Division of Respirology, Department of Medicine, McMaster University, Hamilton, Ontario, Canada.
Am J Respir Crit Care Med. 2018 Jan 1;197(1):38-46. doi: 10.1164/rccm.201707-1323OC.
Clinical benefits of fixed-dose 100-mg subcutaneous (SC) mepolizumab in prednisone-dependent patients are modest when sputum eosinophilia is not adequately controlled.
This study compared treatment response of weight-adjusted intravenous (IV) reslizumab in patients previously treated with 100-mg SC mepolizumab.
Ten prednisone-dependent patients with asthma (sputum eosinophils >3% and blood eosinophils >300 cells/μl), who had previously received mepolizumab (100 mg SC dosed every 4 wk [Q4W]) for at least 1 year, received two infusions of placebo (Q4W) followed by four infusions of 3.0 mg/kg reslizumab Q4W in a single-blind, placebo-controlled sequential trial. Primary outcomes were reduction of eosinophils in sputum and blood. Additional outcomes included FEV, asthma control questionnaire, eosinophil peroxidase, IL-5, sputum and blood innate lymphoid cells group 2, eosinophil progenitor cells, and autoimmune responses.
IV reslizumab attenuated sputum eosinophils by 91.2% (P = 0.002), blood eosinophil counts by 87.4% (P = 0.004), and sputum eosinophil peroxidase levels by 65.5% (P = 0.03) compared with placebo. Attenuation of both local and systemic eosinophilia was associated with statistically significant improvements in FEV (P = 0.004) and asthma control questionnaire five-question instrument scores (P = 0.006). Decrease in percent sputum eosinophil was greater with reslizumab (by 42.7%) compared with mepolizumab (by 5.0%) and this was associated with greater improvement in asthma control questionnaire (P = 0.01; analysis of covariance of Δ between before and after treatment, mepolizumab vs. reslizumab, adjusted for baseline prednisone). Changes in sputum IL-5 and anti-eosinophil peroxidase IgG after anti-IL-5 therapy were predictors of response.

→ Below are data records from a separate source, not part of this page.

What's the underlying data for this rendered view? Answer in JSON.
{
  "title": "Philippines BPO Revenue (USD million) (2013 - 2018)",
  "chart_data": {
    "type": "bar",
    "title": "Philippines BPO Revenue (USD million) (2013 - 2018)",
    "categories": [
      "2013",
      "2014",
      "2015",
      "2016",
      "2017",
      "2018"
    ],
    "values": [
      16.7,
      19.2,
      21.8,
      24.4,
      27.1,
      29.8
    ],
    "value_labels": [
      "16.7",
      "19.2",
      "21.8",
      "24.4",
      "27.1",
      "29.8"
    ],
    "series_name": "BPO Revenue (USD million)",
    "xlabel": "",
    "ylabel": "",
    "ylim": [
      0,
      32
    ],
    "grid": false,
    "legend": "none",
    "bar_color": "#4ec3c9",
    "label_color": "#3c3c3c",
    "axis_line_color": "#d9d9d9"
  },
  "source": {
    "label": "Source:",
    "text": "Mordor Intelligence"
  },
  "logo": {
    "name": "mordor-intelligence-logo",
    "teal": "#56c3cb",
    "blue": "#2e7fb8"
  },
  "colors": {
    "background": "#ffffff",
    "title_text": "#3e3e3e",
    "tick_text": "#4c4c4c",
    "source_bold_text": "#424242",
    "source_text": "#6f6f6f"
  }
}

Weight-adjusted IV reslizumab was superior to fixed-dose SC mepolizumab in attenuating airway eosinophilia in prednisone-dependent patients with asthma, with associated improvement in asthma control. Clinical trial registered with www.clinicaltrials.gov (NCT 02559791).
对于痰嗜酸性粒细胞未得到充分控制的依赖于皮质类固醇的患者,固定剂量的皮下注射美泊利珠单抗(100mg)的临床获益有限。
本研究比较了体重调整的静脉注射(IV)瑞利珠单抗治疗先前接受过 100mg 皮下注射美泊利珠单抗(每 4 周[Q4W])治疗的患者的治疗反应。
10 例依赖于皮质类固醇的哮喘患者(痰嗜酸性粒细胞>3%,血液嗜酸性粒细胞>300 个/μl),此前至少接受过 1 年的美泊利珠单抗(100mg SC,Q4W)治疗,在单盲、安慰剂对照的序贯试验中,他们先接受两次安慰剂(Q4W)治疗,然后再接受四次 3.0mg/kg 瑞利珠单抗 Q4W 治疗。主要结局是痰和血液中嗜酸性粒细胞的减少。其他结局包括 FEV1、哮喘控制问卷、过氧化物酶、IL-5、痰和血液固有淋巴细胞 2 组、嗜酸性粒细胞祖细胞和自身免疫反应。
与安慰剂相比,IV 瑞利珠单抗可使痰嗜酸性粒细胞减少 91.2%(P=0.002),血液嗜酸性粒细胞计数减少 87.4%(P=0.004),痰过氧化物酶水平减少 65.5%(P=0.03)。局部和全身嗜酸性粒细胞的减少与 FEV1(P=0.004)和哮喘控制问卷五分量表评分(P=0.006)的统计学显著改善相关。瑞利珠单抗引起的痰嗜酸性粒细胞百分比下降(42.7%)明显大于美泊利珠单抗(5.0%),这与哮喘控制问卷的改善更大有关(P=0.01;协方差分析的治疗前后变化,美泊利珠单抗与瑞利珠单抗,调整基线皮质类固醇)。抗 IL-5 治疗后痰 IL-5 和抗过氧化物酶 IgG 的变化是反应的预测因素。
体重调整的 IV 瑞利珠单抗在减轻依赖于皮质类固醇的哮喘患者气道嗜酸性粒细胞方面优于固定剂量的皮下注射美泊利珠单抗,同时改善哮喘控制。该临床试验已在 www.clinicaltrials.gov 上注册(NCT 02559791)。